木戸製本所は一年間の仕事のピークである3月も残り一週間となりました。社員の皆さんには、毎日遅くまで、また、交代班の皆さんには、一週間交代での24時間勤務に対応いただき、本当にありがとうございます。3月の方針は「工場優先順位を守ろう」ですが、どうしても仕事が多くなると、早く終わらせて次の仕事へ、という意識が働き、品質チェック、安全確認がおろそかになりがちです。品質事故、人身事故が起きると結果的に大きな時間のロスに繋がってしまいます。急ぐときこそ、チェックシートを確実にチェックし、安全スイッチを切ってから、声を掛け合いながら、仕事を進めてください。また、情報も混乱しやすい時期です。
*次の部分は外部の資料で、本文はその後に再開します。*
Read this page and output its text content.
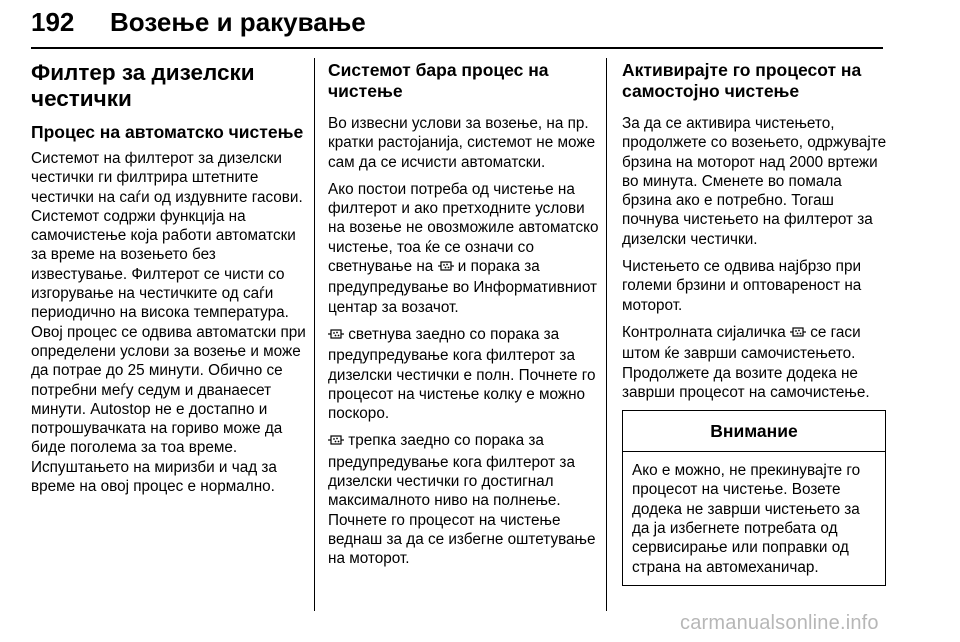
192 Возење и ракување
Филтер за дизелски честички
Процес на автоматско чистење

Системот на филтерот за дизелски честички ги филтрира штетните честички на саѓи од издувните гасови. Системот содржи функција на самочистење која работи автоматски за време на возењето без известување. Филтерот се чисти со изгорување на честичките од саѓи периодично на висока температура. Овој процес се одвива автоматски при определени услови за возење и може да потрае до 25 минути. Обично се потребни меѓу седум и дванаесет минути. Autostop не е достапно и потрошувачката на гориво може да биде поголема за тоа време. Испуштањето на миризби и чад за време на овој процес е нормално.

Системот бара процес на чистење

Во извесни услови за возење, на пр. кратки растојанија, системот не може сам да се исчисти автоматски.

Ако постои потреба од чистење на филтерот и ако претходните услови на возење не овозможиле автоматско чистење, тоа ќе се означи со светнување на  и порака за предупредување во Информативниот центар за возачот.

светнува заедно со порака за предупредување кога филтерот за дизелски честички е полн. Почнете го процесот на чистење колку е можно поскоро.

трепка заедно со порака за предупредување кога филтерот за дизелски честички го достигнал максималното ниво на полнење. Почнете го процесот на чистење веднаш за да се избегне оштетување на моторот.

Активирајте го процесот на самостојно чистење

За да се активира чистењето, продолжете со возењето, одржувајте брзина на моторот над 2000 вртежи во минута. Сменете во помала брзина ако е потребно. Тогаш почнува чистењето на филтерот за дизелски честички.

Чистењето се одвива најбрзо при големи брзини и оптовареност на моторот.

Контролната сијаличка  се гаси штом ќе заврши самочистењето. Продолжете да возите додека не заврши процесот на самочистење.

Внимание

Ако е можно, не прекинувајте го процесот на чистење. Возете додека не заврши чистењето за да ја избегнете потребата од сервисирање или поправки од страна на автомеханичар.

carmanualsonline.info
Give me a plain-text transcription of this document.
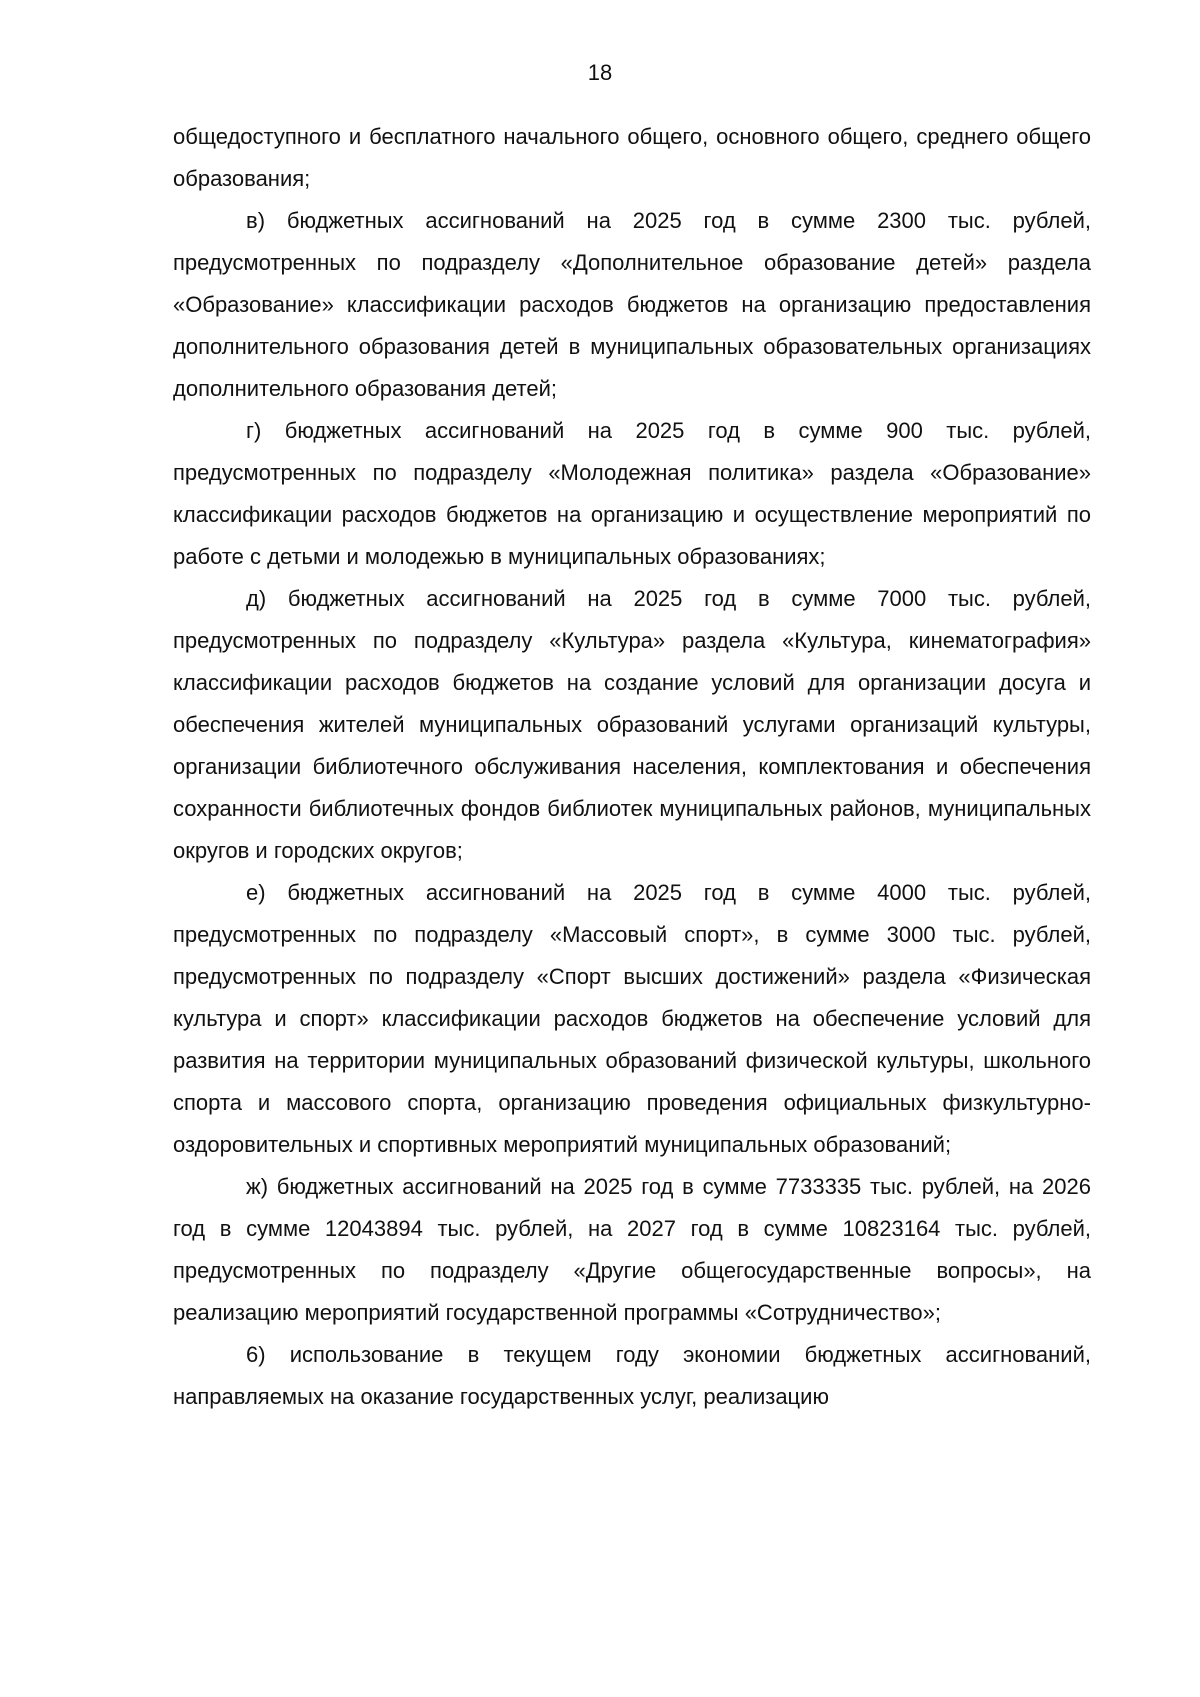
18

общедоступного и бесплатного начального общего, основного общего, среднего общего образования;

в) бюджетных ассигнований на 2025 год в сумме 2300 тыс. рублей, предусмотренных по подразделу «Дополнительное образование детей» раздела «Образование» классификации расходов бюджетов на организацию предоставления дополнительного образования детей в муниципальных образовательных организациях дополнительного образования детей;

г) бюджетных ассигнований на 2025 год в сумме 900 тыс. рублей, предусмотренных по подразделу «Молодежная политика» раздела «Образование» классификации расходов бюджетов на организацию и осуществление мероприятий по работе с детьми и молодежью в муниципальных образованиях;

д) бюджетных ассигнований на 2025 год в сумме 7000 тыс. рублей, предусмотренных по подразделу «Культура» раздела «Культура, кинематография» классификации расходов бюджетов на создание условий для организации досуга и обеспечения жителей муниципальных образований услугами организаций культуры, организации библиотечного обслуживания населения, комплектования и обеспечения сохранности библиотечных фондов библиотек муниципальных районов, муниципальных округов и городских округов;

е) бюджетных ассигнований на 2025 год в сумме 4000 тыс. рублей, предусмотренных по подразделу «Массовый спорт», в сумме 3000 тыс. рублей, предусмотренных по подразделу «Спорт высших достижений» раздела «Физическая культура и спорт» классификации расходов бюджетов на обеспечение условий для развития на территории муниципальных образований физической культуры, школьного спорта и массового спорта, организацию проведения официальных физкультурно-оздоровительных и спортивных мероприятий муниципальных образований;

ж) бюджетных ассигнований на 2025 год в сумме 7733335 тыс. рублей, на 2026 год в сумме 12043894 тыс. рублей, на 2027 год в сумме 10823164 тыс. рублей, предусмотренных по подразделу «Другие общегосударственные вопросы», на реализацию мероприятий государственной программы «Сотрудничество»;

6) использование в текущем году экономии бюджетных ассигнований, направляемых на оказание государственных услуг, реализацию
情報の一元化、正確な情報の共有化をしっかりお願いします。

 私たちが仕事をしていく上でも、いろいろな情報があり、立場や状況で自分に都合がよい方向でその情報をすり替えてしまうこともあります。世の中にも情報はあふれているので、真実はどれかを見定めていく目が必要になります。私たちの情報源は多くがマスコミであり、テレビや新聞、雑誌などからいろいろなことを知ります。しかし、注意しなくてはならないのは、マスコミが伝えていることは事実ではあるが真実ではないことが多いということです。美しい海岸のほんの一部にゴミがあるという事実に対して、ゴミがある部分だけを報道すれば、ゴミだらけの海岸、という報道が成り立ちます。真実は、一部にゴミがあるけれど美しい海岸なのに。

 「現代のベートーベン」とマスコミが作り上げた偶像も、耳が聞こえない振る舞いという事実と、佐村河内氏が発表している交響曲、という事実を使って、感動的な話をつくりあげたようにも感じられます。

 小保方晴子さんのSTAP細胞にしても、その論文の価値よりも、リケジョの彼女が研究室をムーミンのキャラクターで飾ったり、割烹着を着て実験している、というおもしろネタ(事実)で小保方さんを祭り上げておいて(研究の内容は全然評価していない)、その研究内容に問題が発生すると、小保方さんはひどい奴だ、というマスコミの横暴を感じます。

 どちらも真実を伝えることを目指しているのではなく、事実を組み合わせておもしろい話を作っている、という共通点があるように感じます。マスコミは売るために、視聴率を稼ぐために、おもしろい事実を情報として流しているということを知っておくべきであり、マスコミが流すことを真実としてとらえないということは、私たちがマスコミと上手につきあっていく方法だと、今回のこの2件の報道は伝えてくれています。

 私たちの会社でも真実と事実があります。売上が伸びたと言う事実があっても、経費が増えて、会社が赤字という状況ではしょうがないのです。会社が大きくなっても、人財が育っていなくては中身のない膨張に過ぎないですよね。どんなに売れる商品をつくっても、その商品を使った人が幸せになれないような商品開発をしてもしょうがないのです。理念に沿った、社員満足とお客様満足を追求しながら、社会に必要とされ大切にされる会社になるために成長していくことが本当の成長になると思います。そのために、人を育て、社会を良くする商品を育て、生産性をあげるために考え行動する組織づくりをしていく必要があります。表面的な事実に惑わされることなく、真実をしっかり見つめる目を養っていきたいものです。